Wayne State University

Project 1 - I am currently involved in a collaborative project with Children's Hospital of Michigan in Detroit, MI. I am working on application of deep learning and machine learning algorithms on neuro- imaging data. In my current project, I apply graph representation learning algorithms on images obtained from diffusion-tensor imaging (DTI) scans of the brain of pediatric epilepsy patients. The goal of this project is to predict preoperative language impairment scores for pre-surgical evaluation which is a regression task and postoperative seizure outcomes 1 year after surgery which is a binary classification task. These graph representation algorithms are also used to identify the Seizure Onset Zones (SOZ's) in the brain which would help the neurosurgeon perform accurate resective surgeries. The stored weights obtained from the trained deep learning algorithms are used in identifying the regions of the brain that cause the epileptic seizures, by leveraging gradient-based saliency and class activation maps.

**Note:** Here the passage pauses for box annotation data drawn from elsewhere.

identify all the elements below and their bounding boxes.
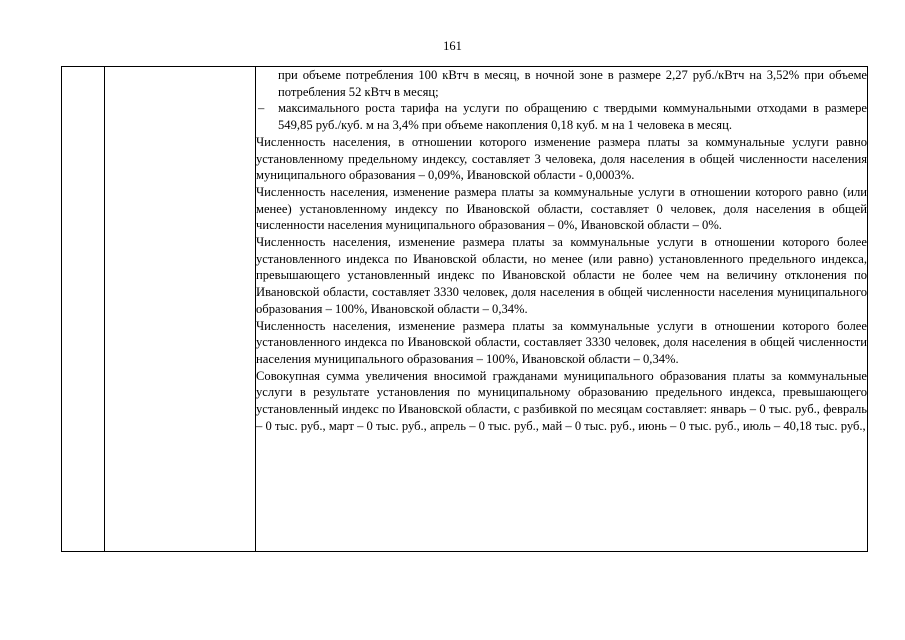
text-continuation: при объеме потребления 100 кВтч в месяц, в ночной зоне в размере 2,27 руб./кВтч на 3,52% при объеме потребления 52 кВтч в месяц; bbox=[278, 68, 867, 99]
document-table bbox=[61, 66, 868, 552]
paragraph-4: Численность населения, изменение размера платы за коммунальные услуги в отношении которого более установленного индекса по Ивановской области, составляет 3330 человек, доля населения в общей численности населения муниципального образования – 100%, Ивановской области – 0,34%. bbox=[256, 318, 867, 366]
cell-text bbox=[256, 67, 867, 434]
bullet-dash: – bbox=[258, 101, 265, 116]
page-number: 161 bbox=[443, 39, 462, 53]
table-cell-content bbox=[256, 67, 868, 552]
table-cell-name bbox=[105, 67, 256, 552]
paragraph-2: Численность населения, изменение размера платы за коммунальные услуги в отношении которого равно (или менее) установленному индексу по Ивановской области, составляет 0 человек, доля населения в общей численности населения муниципального образования – 0%, Ивановской области – 0%. bbox=[256, 184, 867, 233]
table-row bbox=[62, 67, 868, 552]
table-cell-number bbox=[62, 67, 105, 552]
bullet-text: максимального роста тарифа на услуги по обращению с твердыми коммунальными отходами в размере 549,85 руб./куб. м на 3,4% при объеме накопления 0,18 куб. м на 1 человека в месяц. bbox=[278, 101, 867, 133]
paragraph-3: Численность населения, изменение размера платы за коммунальные услуги в отношении которого более установленного индекса по Ивановской области, но менее (или равно) установленного предельного индекса, превышающего установленный индекс по Ивановской области не более чем на величину отклонения по Ивановской области, составляет 3330 человек, доля населения в общей численности населения муниципального образования – 100%, Ивановской области – 0,34%. bbox=[256, 235, 867, 316]
paragraph-1: Численность населения, в отношении которого изменение размера платы за коммунальные услуги равно установленному предельному индексу, составляет 3 человека, доля населения в общей численности населения муниципального образования – 0,09%, Ивановской области - 0,0003%. bbox=[256, 134, 867, 183]
paragraph-5: Совокупная сумма увеличения вносимой гражданами муниципального образования платы за коммунальные услуги в результате установления по муниципальному образованию предельного индекса, превышающего установленный индекс по Ивановской области, с разбивкой по месяцам составляет: январь – 0 тыс. руб., февраль – 0 тыс. руб., март – 0 тыс. руб., апрель – 0 тыс. руб., май – 0 тыс. руб., июнь – 0 тыс. руб., июль – 40,18 тыс. руб., bbox=[256, 368, 867, 433]
bullet-item-waste bbox=[256, 100, 867, 133]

University of Massachusetts Medical School

I worked with images obtained from Single Photon Emission Computed Tomography (SPECT) systems and developed machine learning and image processing algorithms to improve image quality by efficient design of Multipinhole (MPH) Collimator in the gamma camera in a combined Fan Beam and MPH Collimator SPECT system. The process involves estimation of the spatially-varying blur functions or point spread functions (PSFs) at pixel level, for the SPECT MPH system which would be used during system calibration and image reconstruction. The goal in this process was to store the least number of coefficients for the PSF and calculate most of the coefficients on the fly to make the iterative image reconstruction process faster.